On the Generic Point Arrangements in Euclidean Space and Stratification of the Totally Nonzero Grassmannian

TL;DR

This paper studies the classification of generic point arrangements in Euclidean space using stratifications of the totally nonzero Grassmannian, providing enumerations in dimension two and highlighting open problems in higher dimensions.

Contribution

It introduces a stratification of the totally nonzero Grassmannian to parametrize and classify generic point arrangements, with explicit enumeration in 2D and open questions for higher dimensions.

Findings

Enumerates isomorphism classes in 2D using Euler-totient function.

Describes stratification of the totally nonzero Grassmannian.

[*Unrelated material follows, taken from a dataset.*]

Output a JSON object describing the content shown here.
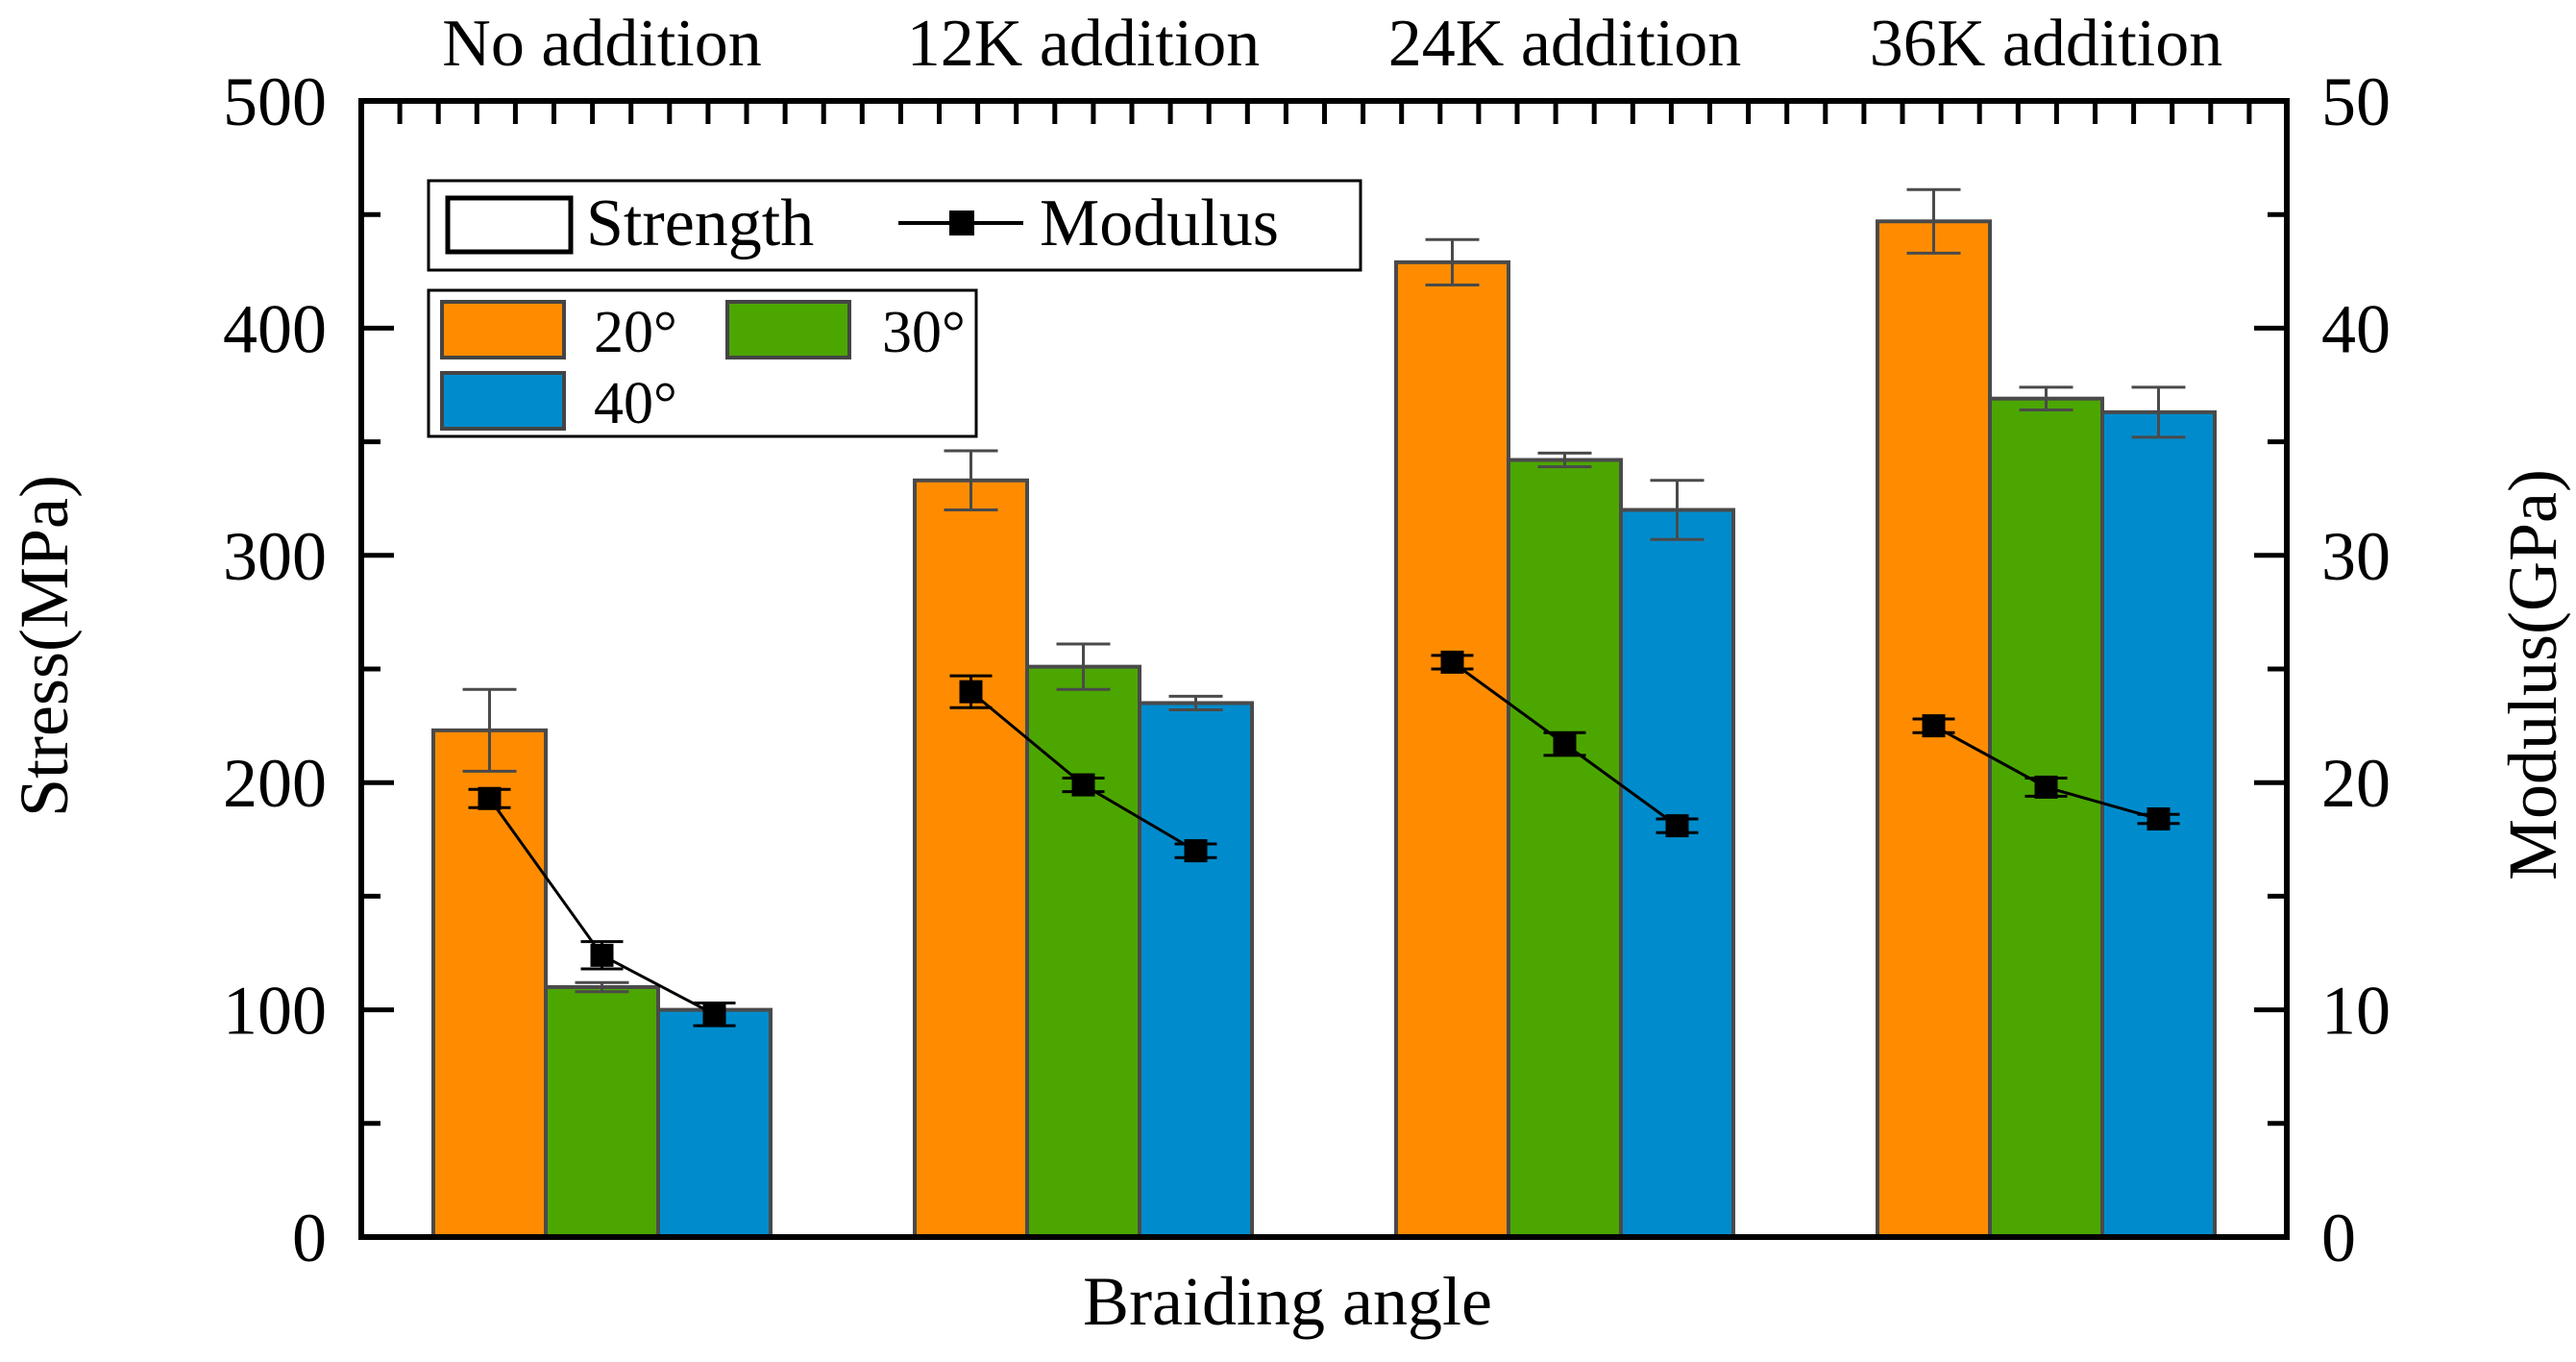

Identifies open enumeration problems for dimensions ≥ 3.

Abstract

In this article, for positive integers $n\geq m\geq 1$, the parameter spaces for the isomorphism classes of the generic point arrangements of cardinality $n$, and the antipodal point arrangements of cardinality $2n$ in the Eulidean space $\mathbb{R}^m$ are described using the space of totally nonzero Grassmannian $Gr^{tnz}_{mn}(\mathbb{R})$. A stratification $\mathcal{S}^{tnz}_{mn}(\mathbb{R})$ of the totally nonzero Grassmannian $Gr^{tnz}_{mn}(\mathbb{R})$ is mentioned and the parameter spaces are respectively expressed as quotients of the space $\mathcal{S}^{tnz}_{mn}(\mathbb{R})$ of strata under suitable actions of the symmetric group $S_n$ and the semidirect product group $(\mathbb{R}^*)^n\rtimes S_n$. The cardinalities of the space $\mathcal{S}^{tnz}_{mn}(\mathbb{R})$ of strata and of the parameter spaces $S_n\backslash \mathcal{S}^{tnz}_{mn}(\mathbb{R}), ((\mathbb{R}^*)^n\rtimes S_n)\backslash \mathcal{S}^{tnz}_{mn}(\mathbb{R})$ are enumerated in dimension $m=2$. Interestingly enough, the enumerated value of the isomorphism classes of the generic point arrangements in the Euclidean plane is expressed in terms of the number theoretic Euler-totient function. The analogous enumeration questions are still open in higher dimensions for $m\geq 3$.